I vibe coded a Rust frontend for FFmpeg and I’m never touching the command line again
FFmpeg is one of my favorite tools. It is a multimedia Swiss army knife that powers more media applications than I can count. However, it doesn’t include a GUI by default, which can sometimes make it a bit difficult to use.
I tried using Claude Opus to vibe-code a front end for FFmpeg with as little direction as possible. The result was better than I expected.
FFmpeg is great, but a command-line utility is tedious
I don’t want to type common commands that much
FFmpeg is an incredible tool. It can handle basically anything with media files—converting formats, compressing video, or extracting audio. Unfortunately, actually using it means typing out long strings of commands that you half-remember or copy from a forum post.
As much as I love the program, constantly rechecking the documentation for syntax examples or searching for specific example commands has gotten a bit tedious. I really want a nice user interface instead.
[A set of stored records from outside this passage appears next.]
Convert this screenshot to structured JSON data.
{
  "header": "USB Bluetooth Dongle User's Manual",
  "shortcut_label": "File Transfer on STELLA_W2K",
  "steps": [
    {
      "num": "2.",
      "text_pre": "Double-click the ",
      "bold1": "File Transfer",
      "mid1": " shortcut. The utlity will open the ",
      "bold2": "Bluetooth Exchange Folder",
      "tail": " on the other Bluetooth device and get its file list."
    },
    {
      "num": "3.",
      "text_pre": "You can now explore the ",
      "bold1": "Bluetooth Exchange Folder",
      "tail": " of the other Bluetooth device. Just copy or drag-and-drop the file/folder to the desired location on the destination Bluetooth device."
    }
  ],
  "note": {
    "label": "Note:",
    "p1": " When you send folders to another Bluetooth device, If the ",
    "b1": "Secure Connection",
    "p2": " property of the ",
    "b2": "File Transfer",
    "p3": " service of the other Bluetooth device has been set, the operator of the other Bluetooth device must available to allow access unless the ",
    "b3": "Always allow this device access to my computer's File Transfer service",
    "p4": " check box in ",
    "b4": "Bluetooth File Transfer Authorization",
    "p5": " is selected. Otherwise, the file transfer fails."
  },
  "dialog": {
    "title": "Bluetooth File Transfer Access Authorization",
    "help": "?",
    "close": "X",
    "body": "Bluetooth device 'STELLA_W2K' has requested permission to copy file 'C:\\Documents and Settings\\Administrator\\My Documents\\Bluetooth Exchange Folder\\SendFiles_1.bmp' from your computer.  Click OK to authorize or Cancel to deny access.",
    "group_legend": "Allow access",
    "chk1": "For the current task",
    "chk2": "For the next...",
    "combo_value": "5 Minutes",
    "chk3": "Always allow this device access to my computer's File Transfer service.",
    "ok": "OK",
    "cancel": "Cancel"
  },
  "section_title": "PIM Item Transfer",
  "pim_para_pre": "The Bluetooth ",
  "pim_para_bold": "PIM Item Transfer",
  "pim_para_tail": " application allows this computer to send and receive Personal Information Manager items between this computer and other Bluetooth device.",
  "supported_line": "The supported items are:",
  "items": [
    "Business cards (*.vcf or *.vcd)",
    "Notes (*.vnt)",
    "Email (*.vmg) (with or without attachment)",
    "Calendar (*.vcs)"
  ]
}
I Tried Using Vibe Coding to Create My Own Productivity App
Is it possible to create a working app without writing a single line of code?
I’ve also been meaning to try vibe coding something slightly more complex, so I gave it a whirl.
Vibe coding an app
I wanted a hands-off coding experience
I deliberately tried to avoid the part of the process where I sit down and carefully plan out a program and its features.
My process was simpler: I gave the AI a loose prompt with the features I wanted, let the model figure out the structure, and only stepped in when something actually broke.
I chose Rust primarily because I’ve been learning it the old-fashioned way, and it is increasingly important in the Windows ecosystem. I used Slint to get a basic Windows-style UI.
To do the actual coding, I tested two different models: Claude Opus and Claude Sonnet.
Claude Opus produced a working app
31 minutes from when I started to a working app
It took me exactly 31 minutes from the first prompt to a usable application. It wasn’t neatly polished, but it worked. I didn’t give Opus a full plan for the design. I told it what I wanted, then it asked a few clarifying questions before it got started.
I had it generate a basic UI layout, file selection, a drop-down menu for output formats, and just told it to use FFmpeg. After only one iteration, I had a tool that could actually take a file and convert it.
One minor adjustment required
There was only one moment where I had to intervene. The drop-down menu for selecting the output format looked right, but it wasn’t set up properly and couldn’t change the file format. I told the model to fix it and that was the end of my manual intervention.
Claude kept improving my program on its own
Once it had the program I asked for in working order, it actually started suggesting other features I might like, like drag and drop. All I had to do was tell it that I wanted it, and it thought for about 10 minutes.
The result was a little off—it expected me to drag and drop files from File Explorer directly onto the bar that used to show the media file’s path previously. It actually worked, but it is not pleasant to use. Instead, I asked it to create a small box area for me to drag files into instead. That worked perfectly.
Once I was satisfied with the way the program looked and acted, I asked it to help me compile the program for use on other PCs. It gave me line-by-line instructions and was even smart enough to suggest packing FFmpeg so that the program would work on PCs that don’t have it on the system PATH already. It even created a basic icon for the app.
Sonnet works, but requires hand-holding
The difference between Sonnet and Opus was pretty striking. Opus worked quite well with broad instructions. I gave it a vague idea, and it built something that worked. My experience with Sonnet was different.
I tried providing Sonnet with the same prompts as Opus, and it broke much more frequently. Based on the times I’ve tried it in the past, it is probably workable if you’re much more precise with it. You’ll need to provide a detailed plan ahead of time and guide it step-by-step. If you already know exactly how you want your program structured, Sonnet is fine.
If you don’t—which is the whole point of vibe coding—you’ll find that Opus is just better. On the other hand, Opus burns through usage limits much more aggressively than Sonnet.
Vibe coding is great for small, non-essential apps
I was more pleased than I expected to be with the result I got out of Claude Opus. The interface actually resembles a Windows program reasonably well considering the cosmetic choices were left up to an AI, and it was pretty usable.
Vibe coding isn’t going to replace professional software engineers today, but the results I got out of Opus were head and shoulders above the results I got vibe coding even 18 months ago. I certainly wouldn’t trust it for anything that is exposed to the internet, but I’ll probably put it to use when working on ESP32 projects going forward.